Last weekend, a tragic fire ravaged Middle Collegiate Church in New York City’s East Village. The fire began in a neighboring building, spread to Middle and raged through the sanctuary, decimating the magnificently crafted colonial interior as priceless Tiffany windows blew out from the pressure of the blaze.
The Middle Church sanctuary was a unique place for more than its architecture. It housed one of the most dynamic congregations in America. As smoke still swirled above the ashes, The Rev. Dr. Jacqui Lewis, Middle’s Senior Pastor since 2005, proclaimed, “We are devastated and crushed that our beloved sanctuary at Middle Collegiate Church has burned. And yet no fire can stop Revolutionary Love.”
She is right. The Middle congregation is the most eclectic body of believers I have ever encountered. The oldest of the four Manhattan-based Collegiate Church congregations, Middle was boldly engaged in New York’s multi-faceted struggle for justice and human dignity. The transition to this courageous and creative congregation began in 1985 when Dr. Lewis’s predecessor, Rev. Gordon Dragt, led a struggling congregation—with only a handful of Sunday worshippers—to a dynamic outreach model through a progressive blend of welcome to LGBTQ persons, social justice programs and artistic expression that energized the church community and prompted both congregational growth and deepening community involvement.
Rev. Lewis, as Rev. Dragt’s successor, amplified the church’s outreach exponentially. A brilliant strategic thinker, strikingly attractive with a warm smile and boundless energy, Jacqui—as she prefers to be called—gained national prominence. Her solidarity with Black Lives Matter, her commitment to interreligious cooperation, her advocacy on behalf of children and youth, her generosity toward the homeless and countless other involvements are summarized in the church’s call to action, “Revolutionary Love.” An annual conference of the same name has become a fixture of progressive Christianity and has grown dramatically over the years to become a “must-be-there” event for progressive Christians across the nation and beyond.

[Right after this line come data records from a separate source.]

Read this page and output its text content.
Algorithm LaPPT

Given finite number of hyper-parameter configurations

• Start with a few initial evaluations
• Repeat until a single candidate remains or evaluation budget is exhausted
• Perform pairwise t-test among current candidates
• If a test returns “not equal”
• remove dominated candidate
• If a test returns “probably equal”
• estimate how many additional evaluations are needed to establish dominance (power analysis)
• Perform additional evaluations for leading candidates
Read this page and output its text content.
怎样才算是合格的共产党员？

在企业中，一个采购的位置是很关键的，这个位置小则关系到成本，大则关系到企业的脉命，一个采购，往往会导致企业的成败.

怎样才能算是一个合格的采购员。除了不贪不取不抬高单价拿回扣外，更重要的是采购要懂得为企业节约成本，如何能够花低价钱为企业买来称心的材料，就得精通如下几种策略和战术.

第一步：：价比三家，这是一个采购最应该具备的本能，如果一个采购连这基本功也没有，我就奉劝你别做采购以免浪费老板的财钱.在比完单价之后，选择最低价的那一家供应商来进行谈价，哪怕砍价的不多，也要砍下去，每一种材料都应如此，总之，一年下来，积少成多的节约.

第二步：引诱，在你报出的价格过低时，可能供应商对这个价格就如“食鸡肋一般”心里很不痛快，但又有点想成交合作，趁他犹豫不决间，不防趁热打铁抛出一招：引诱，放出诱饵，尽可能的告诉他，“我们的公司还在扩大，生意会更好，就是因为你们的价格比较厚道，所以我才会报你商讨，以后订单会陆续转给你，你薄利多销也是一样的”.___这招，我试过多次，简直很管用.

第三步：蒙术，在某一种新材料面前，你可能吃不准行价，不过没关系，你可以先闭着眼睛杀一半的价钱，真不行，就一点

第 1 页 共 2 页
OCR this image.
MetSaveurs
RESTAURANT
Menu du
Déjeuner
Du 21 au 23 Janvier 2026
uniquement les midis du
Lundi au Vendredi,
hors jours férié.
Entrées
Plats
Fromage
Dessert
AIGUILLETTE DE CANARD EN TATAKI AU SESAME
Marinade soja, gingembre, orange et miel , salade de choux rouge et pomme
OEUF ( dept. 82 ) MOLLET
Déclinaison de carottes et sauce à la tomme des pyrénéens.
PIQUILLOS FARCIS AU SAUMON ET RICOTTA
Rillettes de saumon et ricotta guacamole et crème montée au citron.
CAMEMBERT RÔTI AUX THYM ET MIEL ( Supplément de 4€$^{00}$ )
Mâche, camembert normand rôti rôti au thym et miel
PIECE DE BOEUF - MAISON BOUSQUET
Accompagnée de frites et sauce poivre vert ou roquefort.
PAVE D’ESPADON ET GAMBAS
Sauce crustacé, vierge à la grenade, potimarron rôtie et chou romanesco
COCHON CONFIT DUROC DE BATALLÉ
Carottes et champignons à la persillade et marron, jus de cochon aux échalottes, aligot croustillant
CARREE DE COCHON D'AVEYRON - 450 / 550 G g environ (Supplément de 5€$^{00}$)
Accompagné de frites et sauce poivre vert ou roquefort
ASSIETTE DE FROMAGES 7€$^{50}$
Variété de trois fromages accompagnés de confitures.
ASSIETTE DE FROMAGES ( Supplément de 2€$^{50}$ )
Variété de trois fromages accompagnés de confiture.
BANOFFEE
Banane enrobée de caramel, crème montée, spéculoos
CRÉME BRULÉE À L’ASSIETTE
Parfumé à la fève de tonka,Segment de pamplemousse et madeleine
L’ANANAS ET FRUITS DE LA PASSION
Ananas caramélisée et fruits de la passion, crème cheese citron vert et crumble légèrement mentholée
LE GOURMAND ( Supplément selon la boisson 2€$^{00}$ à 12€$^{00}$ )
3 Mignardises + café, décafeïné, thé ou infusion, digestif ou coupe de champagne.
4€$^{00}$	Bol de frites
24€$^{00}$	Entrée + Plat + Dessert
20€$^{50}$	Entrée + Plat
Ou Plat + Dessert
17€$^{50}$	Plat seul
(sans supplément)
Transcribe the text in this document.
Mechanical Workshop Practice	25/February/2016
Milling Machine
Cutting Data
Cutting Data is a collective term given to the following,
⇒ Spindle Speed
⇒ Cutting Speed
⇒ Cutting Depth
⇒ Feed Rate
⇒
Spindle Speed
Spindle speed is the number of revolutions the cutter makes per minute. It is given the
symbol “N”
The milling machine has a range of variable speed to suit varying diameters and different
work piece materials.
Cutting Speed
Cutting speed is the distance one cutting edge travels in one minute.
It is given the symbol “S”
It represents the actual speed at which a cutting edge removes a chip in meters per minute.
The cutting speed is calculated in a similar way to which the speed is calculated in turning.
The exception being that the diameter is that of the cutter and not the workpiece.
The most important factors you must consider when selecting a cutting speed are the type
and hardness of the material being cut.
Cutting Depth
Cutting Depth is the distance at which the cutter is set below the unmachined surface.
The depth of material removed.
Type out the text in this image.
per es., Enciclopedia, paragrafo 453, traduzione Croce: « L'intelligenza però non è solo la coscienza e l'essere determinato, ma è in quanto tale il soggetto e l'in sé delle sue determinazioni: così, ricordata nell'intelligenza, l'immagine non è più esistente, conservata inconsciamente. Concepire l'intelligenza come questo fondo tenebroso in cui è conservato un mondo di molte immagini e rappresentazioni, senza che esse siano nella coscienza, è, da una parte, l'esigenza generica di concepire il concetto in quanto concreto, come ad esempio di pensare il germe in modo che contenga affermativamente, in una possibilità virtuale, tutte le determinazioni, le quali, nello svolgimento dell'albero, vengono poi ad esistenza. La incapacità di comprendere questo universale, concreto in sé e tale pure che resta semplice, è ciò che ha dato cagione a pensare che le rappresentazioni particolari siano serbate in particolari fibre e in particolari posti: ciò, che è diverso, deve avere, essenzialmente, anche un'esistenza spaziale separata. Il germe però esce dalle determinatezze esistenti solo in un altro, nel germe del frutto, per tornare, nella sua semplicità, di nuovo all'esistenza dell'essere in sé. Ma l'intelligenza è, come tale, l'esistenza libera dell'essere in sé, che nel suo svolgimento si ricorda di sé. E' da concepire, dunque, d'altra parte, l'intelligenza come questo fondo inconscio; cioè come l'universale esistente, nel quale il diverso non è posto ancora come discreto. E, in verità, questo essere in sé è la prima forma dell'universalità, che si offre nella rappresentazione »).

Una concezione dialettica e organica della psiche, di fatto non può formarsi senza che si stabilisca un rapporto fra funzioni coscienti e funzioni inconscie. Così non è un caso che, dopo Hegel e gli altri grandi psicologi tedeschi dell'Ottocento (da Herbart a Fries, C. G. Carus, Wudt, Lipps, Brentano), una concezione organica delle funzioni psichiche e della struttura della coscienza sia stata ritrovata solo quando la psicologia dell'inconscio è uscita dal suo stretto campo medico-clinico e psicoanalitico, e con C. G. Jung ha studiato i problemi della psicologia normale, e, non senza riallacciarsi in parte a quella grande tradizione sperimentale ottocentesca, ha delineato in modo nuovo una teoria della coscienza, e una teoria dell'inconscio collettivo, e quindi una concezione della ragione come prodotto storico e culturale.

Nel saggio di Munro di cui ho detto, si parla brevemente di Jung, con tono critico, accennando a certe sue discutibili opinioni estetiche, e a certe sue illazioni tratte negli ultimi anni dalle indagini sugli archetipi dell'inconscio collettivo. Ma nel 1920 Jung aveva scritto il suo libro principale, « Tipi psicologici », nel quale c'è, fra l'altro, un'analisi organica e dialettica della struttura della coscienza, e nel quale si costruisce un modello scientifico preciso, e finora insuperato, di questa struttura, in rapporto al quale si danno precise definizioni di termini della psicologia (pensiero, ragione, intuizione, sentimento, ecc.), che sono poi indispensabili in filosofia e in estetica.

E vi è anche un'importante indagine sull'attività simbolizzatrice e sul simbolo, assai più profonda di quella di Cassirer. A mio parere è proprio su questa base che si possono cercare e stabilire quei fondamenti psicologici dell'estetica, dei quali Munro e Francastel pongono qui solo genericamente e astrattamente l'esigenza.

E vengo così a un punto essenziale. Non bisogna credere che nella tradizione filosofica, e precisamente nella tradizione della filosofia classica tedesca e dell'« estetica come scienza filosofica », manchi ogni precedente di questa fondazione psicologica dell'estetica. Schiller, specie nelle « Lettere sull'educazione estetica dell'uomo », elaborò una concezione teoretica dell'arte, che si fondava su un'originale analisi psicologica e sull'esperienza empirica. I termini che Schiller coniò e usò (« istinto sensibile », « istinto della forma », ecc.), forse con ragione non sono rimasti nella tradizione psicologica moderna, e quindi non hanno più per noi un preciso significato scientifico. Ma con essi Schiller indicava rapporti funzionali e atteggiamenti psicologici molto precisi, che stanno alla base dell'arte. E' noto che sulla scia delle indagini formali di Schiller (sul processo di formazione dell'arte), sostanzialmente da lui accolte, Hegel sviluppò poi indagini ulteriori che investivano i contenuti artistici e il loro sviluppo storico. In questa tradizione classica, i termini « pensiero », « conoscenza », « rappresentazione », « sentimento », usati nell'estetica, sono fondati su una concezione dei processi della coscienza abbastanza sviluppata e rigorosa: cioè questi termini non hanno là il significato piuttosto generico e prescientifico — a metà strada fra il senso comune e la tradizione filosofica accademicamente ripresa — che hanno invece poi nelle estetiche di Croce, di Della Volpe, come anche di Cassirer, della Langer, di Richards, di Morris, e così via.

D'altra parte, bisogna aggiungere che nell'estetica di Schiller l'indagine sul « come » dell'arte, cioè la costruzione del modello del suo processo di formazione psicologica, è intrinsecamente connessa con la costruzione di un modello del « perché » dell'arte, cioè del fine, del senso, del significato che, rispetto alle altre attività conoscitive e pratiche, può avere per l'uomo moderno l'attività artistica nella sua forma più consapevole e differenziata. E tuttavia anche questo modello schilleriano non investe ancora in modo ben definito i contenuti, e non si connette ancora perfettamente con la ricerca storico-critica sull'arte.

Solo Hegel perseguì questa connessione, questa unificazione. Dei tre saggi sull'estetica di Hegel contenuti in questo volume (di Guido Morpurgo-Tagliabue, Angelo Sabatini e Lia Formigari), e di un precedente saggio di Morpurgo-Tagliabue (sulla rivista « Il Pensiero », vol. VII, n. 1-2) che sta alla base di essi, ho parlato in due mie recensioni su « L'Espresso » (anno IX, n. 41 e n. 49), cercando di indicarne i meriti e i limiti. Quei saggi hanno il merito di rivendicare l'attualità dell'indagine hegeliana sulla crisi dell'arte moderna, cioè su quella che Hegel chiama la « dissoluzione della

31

Yet the Middle Church congregation has always been her first love. And it was the sanctuary that gave witness to one of Middle’s greatest gifts: the linking of justice to joy. Each week, Jacqui—along with her husband, the Rev. John Janka—shepherded a rollicking, spirit-filled festival that is so much more than worship. It is what feeds the eclectic congregation of Black, brown and white, young and not-so-young, gay, straight, queer and non-conforming individuals (yes, including a smattering of Jews and Muslims who, not bound by dogma, came—in pre-covid times—just to be uplifted by the infectious spirit of determined joy that they found there each week.
All who gathered would sing and pray and celebrate the richness of God’s diversity right there in their midst. Messages from the pulpit are often crafted in contradistinction to the morning’s headlines—in a sanctuary offering an aesthetic, historic anchor that extended well beyond the moment. This juxtaposition gave the congregation a sense of rootedness in history while being as relevant as the morning’s news.
So, the sanctuary is gone. It will be rebuilt—that’s who Middle is—but don’t place any bets on how the future sanctuary will look. Rather, I suspect—borrowing a line from Scripture (Ephesians 3:20), the sanctuary will be “abundantly far more than all we can ask or imagine.” Undoubtedly, it will be, as Rev. Gordon Dragt often says, like “one foot planted firmly in the center, the other dangling off the edge.”
Middle’s commitment to justice will live on. She will continue to serve. It’s in her DNA and the problems of this world are too intense for this storied congregation to go quietly into the deep, dark night. The flood of her revolutionary love is too profound, too pervasive to be consumed by any fire. My prayer is that the Middle family will also, even in this heartbreaking time, remain a place that links justice with joy—because that is what they have done so well for so long…and that is what makes the struggle so sacred.